Серия K (PMO представляет собой PMO23):
№ 1118: Ac-(RXR)4XEG-(PMO) (SEQ ID NO: 86)
№ 1119: Ac-(RXR)4XE-((PEG)2-PMO)G-(PMO) (SEQ ID NO: 87)
№ 1120: Ac-(RXR)4XFKE-((PEG)2-PMO)G-(PMO) (SEQ ID NO: 81)
№ 970-S: Стеарил-(RXR)4XA-PMO (SEQ ID NO: 88)
Серия В (PMO представляет собой PMO23):
№ 1204: Ac-(RXRRBR)2XBA-PMO (SEQ ID NO: 82)
E(PMO)(RXRRBR)2XFKG, "n-конец PPMO-B" (SEQ ID NO: 89)
№ 1239: Ac-(RXRRBR)2XE(PMO)G(PMO) (SEQ ID NO: 90)
Ac-(RXRRBR)2FKEG-(PMO)2, "ди-PMO-B+FK" (SEQ ID NO: 91)

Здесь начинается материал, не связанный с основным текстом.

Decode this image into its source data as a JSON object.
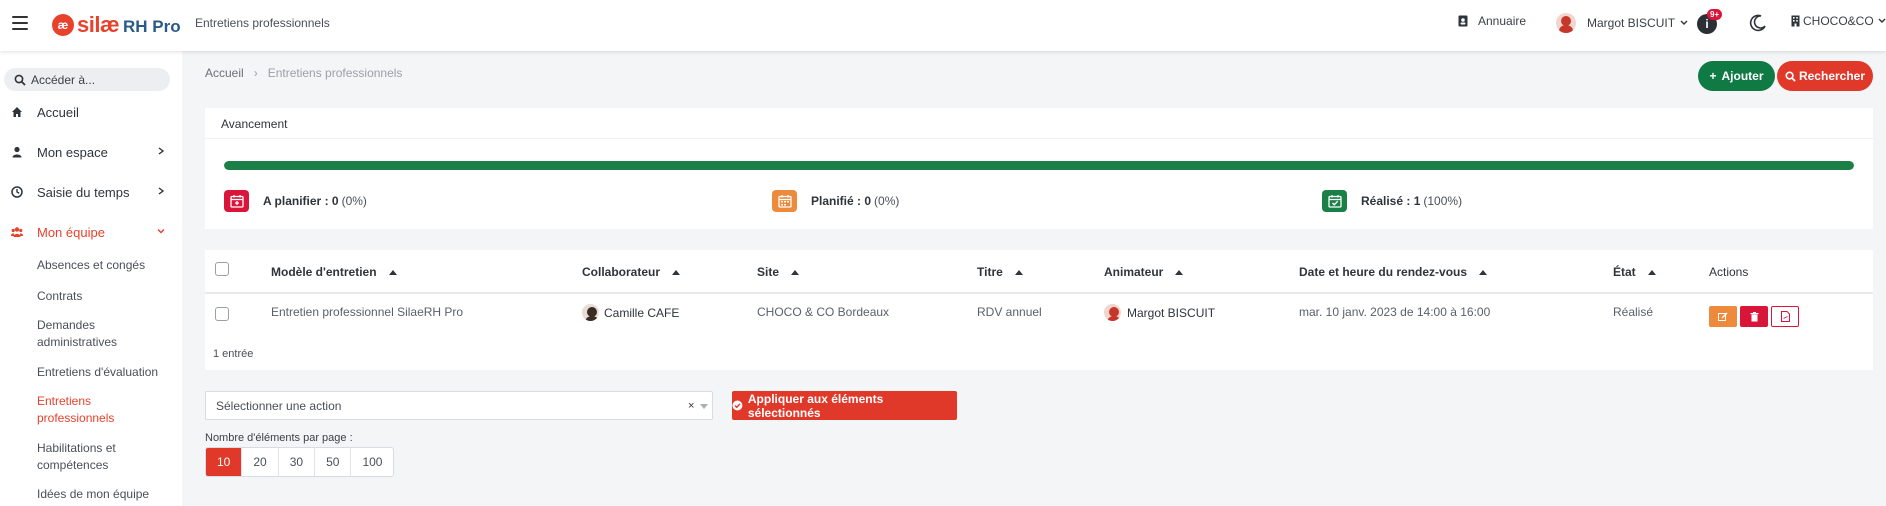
{
  "header": {
    "logo_silae": "silæ",
    "logo_rh": "RH Pro",
    "page_name": "Entretiens professionnels",
    "directory_label": "Annuaire",
    "user_name": "Margot BISCUIT",
    "notif_badge": "9+",
    "company": "CHOCO&CO"
  },
  "sidebar": {
    "search_placeholder": "Accéder à...",
    "items": [
      {
        "label": "Accueil",
        "icon": "home-icon"
      },
      {
        "label": "Mon espace",
        "icon": "user-icon"
      },
      {
        "label": "Saisie du temps",
        "icon": "clock-icon"
      },
      {
        "label": "Mon équipe",
        "icon": "users-icon"
      }
    ],
    "sub_items": [
      {
        "label": "Absences et congés"
      },
      {
        "label": "Contrats"
      },
      {
        "label": "Demandes administratives"
      },
      {
        "label": "Entretiens d'évaluation"
      },
      {
        "label": "Entretiens professionnels"
      },
      {
        "label": "Habilitations et compétences"
      },
      {
        "label": "Idées de mon équipe"
      }
    ]
  },
  "breadcrumb": {
    "home": "Accueil",
    "current": "Entretiens professionnels"
  },
  "actions": {
    "add": "Ajouter",
    "search": "Rechercher"
  },
  "progress_card": {
    "title": "Avancement",
    "progress_fraction": 1.0,
    "stats": [
      {
        "label": "A planifier :",
        "count": "0",
        "pct": "(0%)",
        "color": "#d9163a"
      },
      {
        "label": "Planifié :",
        "count": "0",
        "pct": "(0%)",
        "color": "#ee8a3c"
      },
      {
        "label": "Réalisé :",
        "count": "1",
        "pct": "(100%)",
        "color": "#1a8048"
      }
    ]
  },
  "table": {
    "columns": [
      "Modèle d'entretien",
      "Collaborateur",
      "Site",
      "Titre",
      "Animateur",
      "Date et heure du rendez-vous",
      "État",
      "Actions"
    ],
    "rows": [
      {
        "model": "Entretien professionnel SilaeRH Pro",
        "collaborator": "Camille CAFE",
        "site": "CHOCO & CO Bordeaux",
        "title": "RDV annuel",
        "animator": "Margot BISCUIT",
        "datetime": "mar. 10 janv. 2023 de 14:00 à 16:00",
        "state": "Réalisé"
      }
    ],
    "entries": "1 entrée"
  },
  "bulk": {
    "select_placeholder": "Sélectionner une action",
    "clear": "×",
    "apply": "Appliquer aux éléments sélectionnés"
  },
  "pagination": {
    "label": "Nombre d'éléments par page :",
    "options": [
      "10",
      "20",
      "30",
      "50",
      "100"
    ],
    "selected": "10"
  },
  "colors": {
    "brand": "#e8412c",
    "success": "#0f7a43",
    "danger": "#d9163a",
    "warning": "#ee8a3c"
  }
}
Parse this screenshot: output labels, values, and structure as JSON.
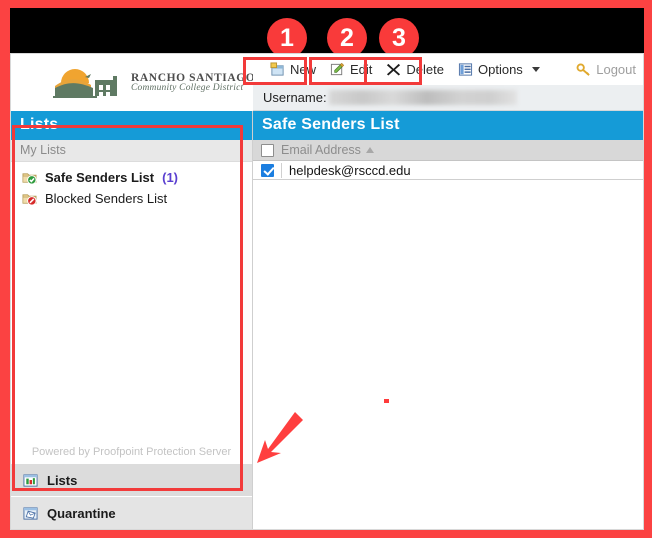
{
  "annotations": {
    "badges": [
      "1",
      "2",
      "3"
    ],
    "accent_color": "#f93a3a",
    "arrow_color": "#ff4040"
  },
  "brand": {
    "name_line1": "RANCHO SANTIAGO",
    "name_line2": "Community College District"
  },
  "toolbar": {
    "new_label": "New",
    "edit_label": "Edit",
    "delete_label": "Delete",
    "options_label": "Options",
    "logout_label": "Logout"
  },
  "userbar": {
    "username_label": "Username:",
    "username_value": ""
  },
  "sidebar": {
    "panel_title": "Lists",
    "subhead": "My Lists",
    "items": [
      {
        "label": "Safe Senders List",
        "count": "(1)",
        "active": true
      },
      {
        "label": "Blocked Senders List",
        "count": "",
        "active": false
      }
    ],
    "powered_by": "Powered by Proofpoint Protection Server",
    "nav": [
      {
        "label": "Lists"
      },
      {
        "label": "Quarantine"
      }
    ]
  },
  "main": {
    "panel_title": "Safe Senders List",
    "columns": [
      "Email Address"
    ],
    "sort_indicator": "ascending",
    "rows": [
      {
        "email": "helpdesk@rsccd.edu",
        "checked": true
      }
    ]
  },
  "colors": {
    "panel_header": "#159bd7",
    "checkbox_checked": "#1b7ee0",
    "count_text": "#5a3fd0"
  }
}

где Ac представляет собой ацетил, R представляет собой D-аргинин, X представляет собой 6-аминогексановую кислоту, B представляет собой β-аланин, FK представляет собой расщепляемый катепсином сайт, E представляет собой глутаминовую кислоту, и G представляет собой глицин.
[0111] В некоторых вариантах осуществления Х также может включать другие типы остатков, такие как пролин, глицин или аланин, или дополнительные модифицированные или нестандартные аминокислоты. В некоторых вариантах осуществления изменяющаяся последовательность включает альфа, бета, гамма или дельта аминокислоты или циклоалкановые структуры. В некоторых вариантах осуществления линкер содержит последовательность FS (SEQ ID NO: 45). В некоторых вариантах осуществления линкер содержит последовательность FSQ (SEQ ID NO: 46) или FSQK (SEQ ID NO: 47), где F представляет собой фенилаланин, S представляет собой серин, K представляет собой лизин, и Q представляет собой глутамин. В некоторых вариантах осуществления линкер содержит последовательность FxyB (SEQ ID NO: 48), где x представляет собой любую аминокислоту, стандартную или нестандартную, y представляет собой глутаминовую кислоту (E), аспарагиновую кислоту (D), и лизин (K), серин (S) или треонин (T), и B представляет собой β-аланин или β-глицин. Мышам дикого типа внутривенно вводили конъюгаты №№ 1204, 1119, 1120, 1239 и 1215 в дозе 2,84 мкМ/кг. Ткани собирали и РНК изолировали, как описано выше. Пропуск экзона 23 в процентах показан в Таблице 4.
Таблица 4
| % пропуска экзона 23 (среднее) | ||
| Конъюгат | Четырехглавая мышца | Сердце |
| PBS буфер (контроль) | 0 | 0 |
| 1204 | 54,3 | 0 |
| 1119 | 44,9 | 0,4 |
| 1120 | 68 | 16,6 |
| 1239 | 2,6 | 0 |
| 1215 | 21,3 | 0 |
[0112] На Фигуре 3 также показано воздействие некоторых множественных конъюгатов CPP-PMO на пропуск экзона 23 у мышей дикого типа.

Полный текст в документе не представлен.